Он был прав. Через год Франция уже стонала от Бурбонов, однако не будем забегать вперед.
Получив от Наполеона отречение, союзники так обрадовались, что пообещали Наполеону в управление остров Эльба в Средиземном море, а Марии-Луизе – личное владение в Италии. Они были счастливы, потому что понимали: не подпиши Наполеон этот документ, вся бодяга могла затянуться, поскольку армия, в отличие от маршалов, горой стояла за Наполеона. И вся нация стояла за Наполеона.
Один из молодых наполеоновских офицеров, вспоминая 1814 год, говорил о том, как он, в числе других французов, стоял в строю, а к ним обращался Наполеон, призывая защищать родину до последней капли крови: «Никогда! Никогда не изгладится из моей памяти конец его речи, когда, привстав на стременах и протянув к нам руку, он бросил нам слова: „Поклянитесь мне в этом!“ И мне, и всем моим товарищам показалось в эту минуту, что он силой исторг из глубины нашего сердца крик: „Клянемся! Да здравствует император!“ Сколько мощи было в этом человеке! У нас слезы выступили на глазах, и наши сердца исполнились непоколебимой решимости».

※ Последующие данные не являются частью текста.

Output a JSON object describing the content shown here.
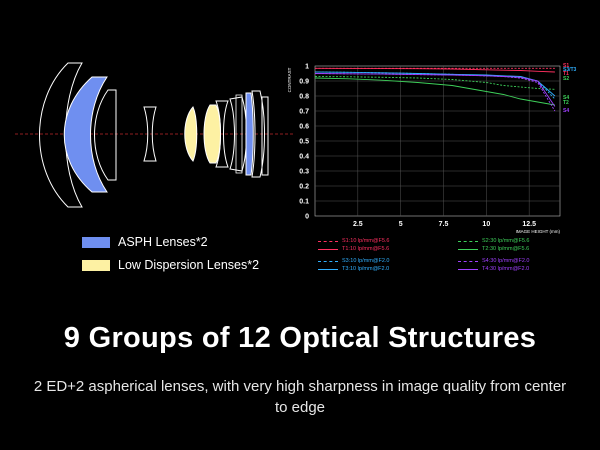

Они шли умирать и были готовы умирать. А в провинции уже начиналась то, чего так и не случилось в России, – настоящая партизанская война против оккупантов. Французские крестьяне брали вилы, поднимались и начинали день ото дня все чаще нападать на отряды союзников. Поэтому союзники и были в таком восторге от благородного жеста Наполеона. Они боялись, что нация может подняться, как поднялась двадцать лет назад, во время революции для борьбы с интервентами... Они опасались, что Наполеон может отнять Париж. А тут вдруг все так чудесно разрешилось!
Император Александр на радостях повел себя как-то странно. Он танцевал с любимой женщиной Наполеона – Жозефиной. Он кормил на пруду любимого лебедя Наполеона... Он разыскал придворного художника Наполеона и заказал ему свой портрет. Он приобрел себе сувениры из личного кабинета Наполеона. Сам будучи ничтожеством, Александр хотел хотя бы через вещи прикоснуться к великому.
Зато русский царь изо всех сил корчил из себя европейца, например, один и без охраны разъезжал по Парижу в коляске, гулял мимо парижских кафе, где парижане обсуждали новости, и так по-свойски, по- простому беседовал с прохожими. Тем более что все кругом говорили на его родном языке (русским Саша, как настоящий российский дворянин, владел хуже французского).
Но не только Александру нравился вольный воздух Франции. Посмотрев, как живут люди в Европе, 40 тысяч (!) русских солдат дезертировали из армии и остались жить во Франции, нанялись батраками, женились (мужиков-то во Франции не хватало). Сорок тысяч! Целая армия!.. Когда потом русский царь попросил выдать беглецов, французское правительство ответило ему, что сделать это невозможно: по непонятной причине все русские наотрез отказались возвращаться в рабство. Вот ведь какие скоты непатриотичные!..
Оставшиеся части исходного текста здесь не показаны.